Better Test Coverage and Efficiency: As we can easily see that complex and time-consuming test steps like checking the file contents, data tables, memories, internal program states become so seamless with AI that users can achieve a much better test coverage within little time and with significantly fewer resources.
Hence, from this observation of much better test coverage, we can conclude that using AI in software automated testing tools genuinely improves the overall test efficiency.
Easier Adaptation To Change, Maintenance, and Faster Time-to-market: As we mentioned earlier, often tiny changes in the UI or UX of any application cause lengthy test cases to break all of a sudden.

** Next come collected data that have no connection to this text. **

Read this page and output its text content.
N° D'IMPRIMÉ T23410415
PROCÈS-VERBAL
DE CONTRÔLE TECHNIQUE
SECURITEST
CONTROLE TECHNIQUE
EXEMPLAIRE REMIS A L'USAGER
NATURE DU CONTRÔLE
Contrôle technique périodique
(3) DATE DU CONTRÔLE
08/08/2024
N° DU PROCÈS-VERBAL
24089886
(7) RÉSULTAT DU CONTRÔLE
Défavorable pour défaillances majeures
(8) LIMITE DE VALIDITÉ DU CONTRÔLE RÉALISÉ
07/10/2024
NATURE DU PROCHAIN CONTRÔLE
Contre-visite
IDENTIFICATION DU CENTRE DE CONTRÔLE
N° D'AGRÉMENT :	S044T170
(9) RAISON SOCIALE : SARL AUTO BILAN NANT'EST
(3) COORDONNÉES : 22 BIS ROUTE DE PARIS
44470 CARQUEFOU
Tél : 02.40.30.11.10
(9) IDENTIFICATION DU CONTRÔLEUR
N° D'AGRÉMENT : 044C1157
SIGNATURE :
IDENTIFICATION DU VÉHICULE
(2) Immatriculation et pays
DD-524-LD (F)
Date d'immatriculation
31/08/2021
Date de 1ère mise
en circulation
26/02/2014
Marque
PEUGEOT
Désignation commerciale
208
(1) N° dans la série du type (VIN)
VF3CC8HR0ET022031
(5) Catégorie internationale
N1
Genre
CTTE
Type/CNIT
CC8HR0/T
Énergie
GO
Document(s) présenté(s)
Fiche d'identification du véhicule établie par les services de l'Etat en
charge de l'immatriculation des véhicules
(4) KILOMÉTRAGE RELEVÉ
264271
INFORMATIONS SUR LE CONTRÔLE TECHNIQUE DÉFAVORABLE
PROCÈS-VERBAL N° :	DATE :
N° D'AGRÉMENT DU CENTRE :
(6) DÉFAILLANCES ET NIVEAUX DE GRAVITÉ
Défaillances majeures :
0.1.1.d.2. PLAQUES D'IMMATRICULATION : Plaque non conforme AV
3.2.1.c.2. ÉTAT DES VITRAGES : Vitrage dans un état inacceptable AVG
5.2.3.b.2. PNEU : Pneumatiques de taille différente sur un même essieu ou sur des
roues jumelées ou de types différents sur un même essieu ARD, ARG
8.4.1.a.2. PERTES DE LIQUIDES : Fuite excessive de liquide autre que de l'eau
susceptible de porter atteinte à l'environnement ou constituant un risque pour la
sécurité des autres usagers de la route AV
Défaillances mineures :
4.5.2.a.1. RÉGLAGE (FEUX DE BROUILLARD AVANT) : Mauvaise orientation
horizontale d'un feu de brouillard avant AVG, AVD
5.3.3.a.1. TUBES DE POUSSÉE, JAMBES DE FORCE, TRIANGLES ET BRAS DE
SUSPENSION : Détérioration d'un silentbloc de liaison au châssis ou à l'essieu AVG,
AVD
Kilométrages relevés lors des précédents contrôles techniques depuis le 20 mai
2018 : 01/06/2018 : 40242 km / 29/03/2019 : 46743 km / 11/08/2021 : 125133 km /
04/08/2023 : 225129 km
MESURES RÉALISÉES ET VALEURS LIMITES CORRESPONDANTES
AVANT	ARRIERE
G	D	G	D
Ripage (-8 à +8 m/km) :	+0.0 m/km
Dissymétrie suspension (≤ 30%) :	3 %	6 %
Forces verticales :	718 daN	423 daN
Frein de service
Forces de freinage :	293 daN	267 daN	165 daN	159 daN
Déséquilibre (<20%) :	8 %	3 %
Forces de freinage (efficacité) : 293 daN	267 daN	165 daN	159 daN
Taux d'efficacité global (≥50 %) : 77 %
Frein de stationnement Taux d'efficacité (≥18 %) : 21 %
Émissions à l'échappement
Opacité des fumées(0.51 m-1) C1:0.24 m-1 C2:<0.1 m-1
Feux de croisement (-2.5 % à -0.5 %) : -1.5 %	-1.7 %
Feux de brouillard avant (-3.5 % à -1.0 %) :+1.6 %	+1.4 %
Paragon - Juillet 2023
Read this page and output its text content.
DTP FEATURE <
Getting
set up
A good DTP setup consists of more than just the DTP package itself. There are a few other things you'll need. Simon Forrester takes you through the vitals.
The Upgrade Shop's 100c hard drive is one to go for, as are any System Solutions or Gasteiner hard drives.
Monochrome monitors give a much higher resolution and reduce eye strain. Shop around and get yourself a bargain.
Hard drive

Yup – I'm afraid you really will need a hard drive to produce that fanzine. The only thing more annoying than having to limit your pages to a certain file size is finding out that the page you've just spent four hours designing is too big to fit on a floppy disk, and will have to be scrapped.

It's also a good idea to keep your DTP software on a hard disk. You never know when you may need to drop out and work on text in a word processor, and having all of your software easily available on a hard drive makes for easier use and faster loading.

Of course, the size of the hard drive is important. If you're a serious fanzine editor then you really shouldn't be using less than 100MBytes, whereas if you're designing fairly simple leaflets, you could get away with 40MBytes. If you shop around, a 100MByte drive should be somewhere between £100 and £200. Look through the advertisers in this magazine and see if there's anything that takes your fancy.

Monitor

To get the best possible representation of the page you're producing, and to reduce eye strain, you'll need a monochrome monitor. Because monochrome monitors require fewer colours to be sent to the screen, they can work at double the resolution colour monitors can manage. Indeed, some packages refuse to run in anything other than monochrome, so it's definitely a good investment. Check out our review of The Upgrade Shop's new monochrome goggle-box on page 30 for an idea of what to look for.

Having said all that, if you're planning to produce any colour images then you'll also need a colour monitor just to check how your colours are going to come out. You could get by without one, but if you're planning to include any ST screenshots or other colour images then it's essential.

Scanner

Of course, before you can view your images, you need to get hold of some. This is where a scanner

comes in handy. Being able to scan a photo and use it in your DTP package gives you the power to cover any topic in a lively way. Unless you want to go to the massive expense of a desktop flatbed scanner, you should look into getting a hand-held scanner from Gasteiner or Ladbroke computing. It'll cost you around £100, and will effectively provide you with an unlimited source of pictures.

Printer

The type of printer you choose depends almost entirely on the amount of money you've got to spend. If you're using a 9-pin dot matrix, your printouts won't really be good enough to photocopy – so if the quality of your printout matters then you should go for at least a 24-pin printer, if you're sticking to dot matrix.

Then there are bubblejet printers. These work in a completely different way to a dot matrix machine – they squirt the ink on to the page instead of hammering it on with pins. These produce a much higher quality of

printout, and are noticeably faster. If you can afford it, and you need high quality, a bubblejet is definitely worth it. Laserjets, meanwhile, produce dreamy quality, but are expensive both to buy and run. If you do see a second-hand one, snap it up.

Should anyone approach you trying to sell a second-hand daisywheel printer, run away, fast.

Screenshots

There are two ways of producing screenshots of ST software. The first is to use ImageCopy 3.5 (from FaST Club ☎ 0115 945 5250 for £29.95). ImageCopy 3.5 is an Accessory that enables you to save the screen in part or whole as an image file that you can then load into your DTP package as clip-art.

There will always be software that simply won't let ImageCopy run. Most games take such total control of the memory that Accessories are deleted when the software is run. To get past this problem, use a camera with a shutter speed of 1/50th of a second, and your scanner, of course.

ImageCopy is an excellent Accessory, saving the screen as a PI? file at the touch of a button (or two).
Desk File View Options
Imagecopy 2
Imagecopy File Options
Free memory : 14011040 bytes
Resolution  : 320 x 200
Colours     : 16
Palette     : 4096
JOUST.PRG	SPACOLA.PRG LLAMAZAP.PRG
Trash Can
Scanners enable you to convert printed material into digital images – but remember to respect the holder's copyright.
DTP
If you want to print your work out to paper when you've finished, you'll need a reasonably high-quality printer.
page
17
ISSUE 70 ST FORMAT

And, we know how difficult it gets to detect such a tiny change through conventional testing methodologies. On the other hand, AI and ML algorithm-based technologies are developed with the objective of detecting the smaller than the smallest alterations in the codes and even in the UI & the UX. Hence, AI-based software testing tools like Preflight easily adapt to every change.
Also, AI and ML methodologies are capable of handling numerous operations within a much less time span.
So, they enable the users to perform much better maintenance of the complex test scripts.
These amazing benefits of AI are the reasons behind the smoothest performance of Preflight which prioritizes providing the best experience to its users over everything.
We have discussed a lot about how Preflight uses the set of next-level AI technologies in its tools.
But, without experiencing them practically, no one cannot really understand their superpowers.
Our team is always on the toes for truly using AI and developing numerous wonderful features to provide immense ease and smoothness to our users.
Explore the truly reasonable and easily affordable packages that we are offering, and get started with us.